Now draw a line across the page and do the same thing for staff members who are often positive, but not always. Can you find reasons for their occasional reluctance by comparing your answers in columns two and three to what you identified above for the greatest supporters?

Draw another line across the page and repeat the process for those who seem "on the fence" or neutral. Do it once again for those staff who are more often negative than positive. Finally, analyze those staff who really seem "bent on destruction" - who are always negative about volunteers.As you look at the possible reasons why detractors might be that way, you will be able to separate issues out of your control from things you can possibly do something about. Are their attitudes based on bad experiences with recent volunteers or on unsubstantiated prejudice? Might they be completely untrained in how to partner with volunteers, and yet not realize that?

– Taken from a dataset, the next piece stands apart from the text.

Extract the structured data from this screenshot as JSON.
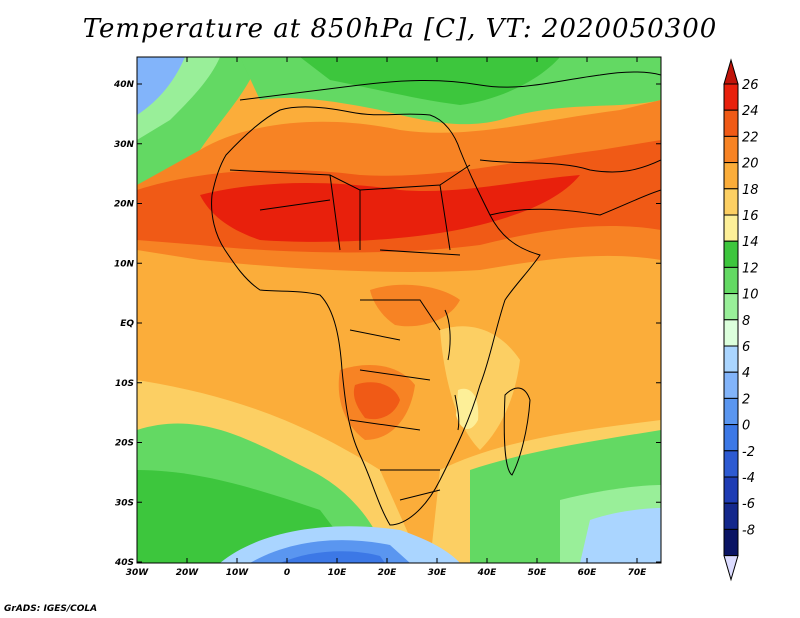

Do they receive feedback from their managers about how well they do or do not work with volunteers?

So now you can make a fourth column headed "What I Might Do." Consider how you might use what you have diagnosed about supporters to approach resisters. Are there real issues that you can take care of and change the situation (such as not assigning volunteers at particularly hectic times or requisitioning another workspace)? Is there a way to ask for the help of supporters to do some peer outreach to their more negative colleagues?The real point is that rarely is there only one reason why volunteers are welcomed or not. It comes down to personal relationships with each staff member - both with volunteers you may ask them to supervise and with you as leader of volunteers.